Coronavirus, démographie, démocratie.

Les Ecologistes - Mouvement Ecologiste Indépendant

Coronavirus, démographie, démocratie.

7 avril 2020 Démocratie Démographie Santé 0

La question démographique et, dans une moindre mesure, la démocratie sont les grandes absentes des réflexions sur la crise du coronavirus. Pourtant, deux éléments au moins relient ces trois sujets.

– L’épidémie est, de façon certaine, favorisée par la promiscuité, et la promiscuité est largement fonction de la densité de peuplement, elle-même liée à l’importance de nos effectifs. Dans un habitat dispersé, l’épidémie rencontrerait des difficultés à se propager, mais elle s’est répandue comme une trainée de poudre dans les grandes agglomérations ou dans les régions très peuplées comme la métropole de Wuhan ou la Lombardie. D’ailleurs, la première des mesures que prennent tous les gouvernements est d’éviter les rassemblements, or, dans une grande agglomération, on est rassemblés par nature. Toute la politique actuelle valide cette corrélation entre densité et épidémies, sinon, aucune des mesures prises n’aurait de sens.
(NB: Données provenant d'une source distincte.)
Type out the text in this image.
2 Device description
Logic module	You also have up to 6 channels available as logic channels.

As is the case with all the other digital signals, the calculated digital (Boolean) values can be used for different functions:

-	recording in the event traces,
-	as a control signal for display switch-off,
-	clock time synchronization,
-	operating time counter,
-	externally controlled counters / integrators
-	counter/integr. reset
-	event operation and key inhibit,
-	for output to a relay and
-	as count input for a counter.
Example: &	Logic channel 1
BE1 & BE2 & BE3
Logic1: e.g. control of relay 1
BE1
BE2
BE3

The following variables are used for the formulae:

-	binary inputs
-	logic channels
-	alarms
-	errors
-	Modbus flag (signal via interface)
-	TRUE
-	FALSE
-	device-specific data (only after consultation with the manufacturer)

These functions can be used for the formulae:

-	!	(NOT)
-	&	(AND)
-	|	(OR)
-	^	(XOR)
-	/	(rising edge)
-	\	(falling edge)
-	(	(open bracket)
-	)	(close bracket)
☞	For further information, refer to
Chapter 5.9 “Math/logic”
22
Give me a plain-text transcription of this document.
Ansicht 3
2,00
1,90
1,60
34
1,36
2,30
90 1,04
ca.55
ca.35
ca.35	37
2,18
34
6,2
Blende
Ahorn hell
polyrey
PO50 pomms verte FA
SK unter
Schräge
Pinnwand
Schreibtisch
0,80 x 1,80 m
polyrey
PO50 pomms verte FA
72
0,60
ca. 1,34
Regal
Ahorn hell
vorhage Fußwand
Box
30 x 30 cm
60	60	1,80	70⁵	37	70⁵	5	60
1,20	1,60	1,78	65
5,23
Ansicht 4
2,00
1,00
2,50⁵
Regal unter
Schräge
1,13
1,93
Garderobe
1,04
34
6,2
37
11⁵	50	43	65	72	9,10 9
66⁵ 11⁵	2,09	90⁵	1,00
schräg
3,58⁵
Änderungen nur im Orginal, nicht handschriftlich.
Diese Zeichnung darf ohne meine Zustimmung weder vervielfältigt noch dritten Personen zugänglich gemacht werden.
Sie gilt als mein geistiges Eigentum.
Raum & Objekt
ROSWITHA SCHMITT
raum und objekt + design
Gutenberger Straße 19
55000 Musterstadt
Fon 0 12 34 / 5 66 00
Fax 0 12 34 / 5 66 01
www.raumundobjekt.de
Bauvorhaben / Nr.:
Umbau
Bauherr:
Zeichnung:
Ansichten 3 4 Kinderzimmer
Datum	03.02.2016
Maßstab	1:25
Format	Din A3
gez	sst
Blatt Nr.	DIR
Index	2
– La lutte contre l’épidémie dans une société urbaine et densément peuplée passe par des mesures très autoritaires, restreignant fortement les libertés. Ces mesures sont parfois efficaces, on le voit par exemple en Chine où l’épidémie semble sur la voie descendante, mais aussi à Hong Kong ou à Taiwan qui, malgré leur forte densité, ont peu ou prou réussi, jusqu’à présent, à contenir le phénomène… au prix de la fin des libertés : contrôle par caméra, confinement, suivi des personnes, peines très sévères…un monde digne de la science-fiction.

En ce sens, la démocratie risque d’être la principale victime de l’explosion démographique. Nous rejoignons-là une conclusion proche de celle que tire Jean-Marc Jancovici des crises à venir de l’énergie. Plus généralement, face à nombre de difficultés, les États sont tentés de réagir ainsi, et, plus l’habitude se prend de restreindre les libertés face à un problème, plus cette possibilité s’ancrera et plus la démocratie sera mise à mal dans l’acceptation plus ou moins passive des populations.

Au facteur démographique, on peut ajouter la mondialisation qui favorise les échanges de personnes et de biens. Cependant, la démographie peut, là aussi, être considérée comme partiellement à l’origine du problème. Il n’existe en effet guère de moyen de nourrir et approvisionner en biens divers l’ensemble de la population, presque 8 milliards aujourd’hui, sans doute près de 10 à la moitié du siècle, sans recourir à la spécialisation internationale et donc à la mondialisation de l’économie avec tous les échanges de biens et de personnes que cela suppose.

De façon générale, une population trop importante au regard des capacités planétaires tend à resserrer l’ensemble des contraintes, à menacer la nature, les ressources, la qualité de vie, la démocratie.

C’est pourquoi, au-delà de l’urgence présente, il sera bon, à la sortie de la crise de nous orienter vers une relocalisation des activités économiques mais aussi de porter sur la place publique la question de notre nombre et de réfléchir à la manière de favoriser la stabilisation puis une lente redescente de nos effectifs via l’encouragement à la baisse de la fécondité. Cela constituera la façon la plus durable de relâcher beaucoup de contraintes et de menaces. En tout état de cause, la solution visant à lutter contre l’occupation toujours grandissante des territoires par la densification des villes, qui n’est que le nom présentable de l’entassement des hommes, vient de montrer ses limites et ses dangers.